In 2014, Faircloth was inducted into the Louisiana High School Coaches Hall of Fame. When he stood to accept the honor, his thoughts went straight to his players. "When I stood up there to get that award, every thought went back to my kids," he said. "It's not an individual award. It's a team award. It's got Vidalia Vikings right there on it."


His career was not without its trials. He stepped away in 2009 after a prostate cancer diagnosis. After reaching remission, he returned to the sideline, helping coach the defense before eventually taking back the head job. In his final two seasons, 2017 and 2018, he led Vidalia to a combined 18 wins and the quarterfinals of the state playoffs, the deepest run the Vikings had made since 2003. His last Ferriday game in 2017 stands as one of the great upsets in regional football history. Vidalia had been outscored by Ferriday by roughly 180 to 6 over the previous four meetings. Nobody gave the Vikings a chance. Faircloth's team led 20 to nothing at halftime and held on to win. "I told my kids it was David and Goliath," he said, "and we were the ones with the rocks."


He never got to finish that final chapter of coaching on his own terms. A Louisiana High School Athletic Association bylaw prohibited coaches who had previously retired from returning as head coaches in football and basketball. It was a statewide rule, not anything Faircloth had done, and it forced him to step down after the 2018 season. The rule was later rescinded, but by then his nephew Rob had taken over as head coach, and Faircloth chose not to disrupt what Rob was building. In a 2022 interview with Miss-Lou Champions Spotlight, he made clear how he felt about it. "I'd probably still be there today," he said.


Check out our full-length remastered video with Coach Faircloth. One of our favorite interviews ever. A lot of laughs. This was originally filmed in 2022.

What set Faircloth apart was not just strategy or film study. It was a philosophy baked into everything he did. He moved practices to the evening to protect his players from the Louisiana heat. He made sure every kid had clean, dry gear for game week. He covered equipment costs so families never had to pay out of pocket. He held on to the same coaching staff for 25 years and built a self-sustained program on toughness, trust, and accountability. He always said that when coaches disappear, tumbleweed will roll down Main Street.
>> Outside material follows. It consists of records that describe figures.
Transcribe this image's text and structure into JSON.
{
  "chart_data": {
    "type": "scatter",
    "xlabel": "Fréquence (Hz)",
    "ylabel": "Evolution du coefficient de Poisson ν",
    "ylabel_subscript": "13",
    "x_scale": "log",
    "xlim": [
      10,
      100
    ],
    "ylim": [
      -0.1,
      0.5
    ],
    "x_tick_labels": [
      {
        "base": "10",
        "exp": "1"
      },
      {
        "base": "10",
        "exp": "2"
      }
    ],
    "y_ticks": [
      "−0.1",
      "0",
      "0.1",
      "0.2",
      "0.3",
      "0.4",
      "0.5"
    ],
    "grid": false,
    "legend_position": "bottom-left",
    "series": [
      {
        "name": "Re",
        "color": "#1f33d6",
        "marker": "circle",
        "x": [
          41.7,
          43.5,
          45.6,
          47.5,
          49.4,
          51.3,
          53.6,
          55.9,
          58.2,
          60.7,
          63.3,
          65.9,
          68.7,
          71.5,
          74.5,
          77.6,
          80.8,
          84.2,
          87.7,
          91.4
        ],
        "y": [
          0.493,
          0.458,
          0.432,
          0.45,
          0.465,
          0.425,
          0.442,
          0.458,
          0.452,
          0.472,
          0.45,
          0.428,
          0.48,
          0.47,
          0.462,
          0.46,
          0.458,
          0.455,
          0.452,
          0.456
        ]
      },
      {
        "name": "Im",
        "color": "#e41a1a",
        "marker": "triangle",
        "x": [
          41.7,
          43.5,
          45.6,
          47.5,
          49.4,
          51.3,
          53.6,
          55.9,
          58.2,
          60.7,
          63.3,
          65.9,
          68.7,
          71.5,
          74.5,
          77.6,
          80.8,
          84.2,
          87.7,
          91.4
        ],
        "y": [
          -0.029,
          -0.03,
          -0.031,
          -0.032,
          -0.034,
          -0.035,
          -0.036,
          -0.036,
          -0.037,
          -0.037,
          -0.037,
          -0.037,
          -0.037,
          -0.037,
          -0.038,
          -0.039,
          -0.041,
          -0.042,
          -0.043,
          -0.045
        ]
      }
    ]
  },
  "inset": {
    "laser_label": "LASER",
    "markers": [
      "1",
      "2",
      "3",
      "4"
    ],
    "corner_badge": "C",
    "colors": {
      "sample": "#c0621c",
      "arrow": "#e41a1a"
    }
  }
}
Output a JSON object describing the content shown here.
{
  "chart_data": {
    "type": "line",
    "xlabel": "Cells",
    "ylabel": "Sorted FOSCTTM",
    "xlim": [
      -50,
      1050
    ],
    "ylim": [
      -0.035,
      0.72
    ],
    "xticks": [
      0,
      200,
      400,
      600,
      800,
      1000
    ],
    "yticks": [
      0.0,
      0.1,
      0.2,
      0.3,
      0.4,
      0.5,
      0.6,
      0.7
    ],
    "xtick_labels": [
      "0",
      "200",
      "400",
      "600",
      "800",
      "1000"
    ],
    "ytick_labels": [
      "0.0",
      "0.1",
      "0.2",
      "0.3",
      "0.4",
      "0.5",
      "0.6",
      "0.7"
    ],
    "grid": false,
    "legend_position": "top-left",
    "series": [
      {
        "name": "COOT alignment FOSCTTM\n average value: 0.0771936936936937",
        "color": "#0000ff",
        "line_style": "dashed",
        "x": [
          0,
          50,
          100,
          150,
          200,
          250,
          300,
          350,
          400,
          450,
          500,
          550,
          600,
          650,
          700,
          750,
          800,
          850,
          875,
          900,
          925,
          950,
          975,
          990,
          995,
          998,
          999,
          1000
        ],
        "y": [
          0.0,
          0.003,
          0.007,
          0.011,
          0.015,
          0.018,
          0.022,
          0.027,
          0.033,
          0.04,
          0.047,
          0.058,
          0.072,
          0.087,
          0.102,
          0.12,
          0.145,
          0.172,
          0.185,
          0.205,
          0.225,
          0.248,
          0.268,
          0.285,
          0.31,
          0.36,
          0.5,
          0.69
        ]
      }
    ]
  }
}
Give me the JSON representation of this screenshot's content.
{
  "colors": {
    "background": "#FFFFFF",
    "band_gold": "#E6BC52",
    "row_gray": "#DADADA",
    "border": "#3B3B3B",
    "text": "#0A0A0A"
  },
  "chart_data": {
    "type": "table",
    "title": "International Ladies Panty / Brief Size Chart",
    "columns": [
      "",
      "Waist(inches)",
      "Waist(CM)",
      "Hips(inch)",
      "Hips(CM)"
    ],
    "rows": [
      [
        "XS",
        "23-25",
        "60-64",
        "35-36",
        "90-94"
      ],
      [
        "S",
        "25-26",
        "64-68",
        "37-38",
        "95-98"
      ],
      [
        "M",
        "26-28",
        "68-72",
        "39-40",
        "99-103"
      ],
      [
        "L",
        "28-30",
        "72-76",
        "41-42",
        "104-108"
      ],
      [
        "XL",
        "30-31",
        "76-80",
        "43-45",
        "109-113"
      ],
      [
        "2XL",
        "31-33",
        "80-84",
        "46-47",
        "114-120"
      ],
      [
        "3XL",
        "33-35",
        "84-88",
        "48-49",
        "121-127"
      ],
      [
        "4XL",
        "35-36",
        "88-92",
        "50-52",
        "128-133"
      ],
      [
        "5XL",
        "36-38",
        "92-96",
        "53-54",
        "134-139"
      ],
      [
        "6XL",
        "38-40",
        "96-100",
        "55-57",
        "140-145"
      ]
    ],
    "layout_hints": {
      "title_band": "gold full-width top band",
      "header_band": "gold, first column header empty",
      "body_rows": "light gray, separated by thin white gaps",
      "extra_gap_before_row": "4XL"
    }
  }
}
Coach Faircloth and Coach Johnny Lee Hoffpauir in 1982. Photo credit to Rhett Powell.
Coach Faircloth and Coach Johnny Lee Hoffpauir in 1982. Photo credit to Rhett Powell.

Dee Faircloth spent five decades investing in the young men of Vidalia and Concordia Parish. He gave them more than football. He gave them discipline, identity, and a standard to live up to. The field still bears his name. The trophy still says Vidalia Vikings. And the lessons he taught are still showing up in the lives of the men he coached.


For his 50 years of coaching, his unwavering commitment to the young people of Concordia Parish, and the legacy he built one Friday night at a time, it is our honor to name Coach Dee Faircloth our Champion of the Month for June 2026.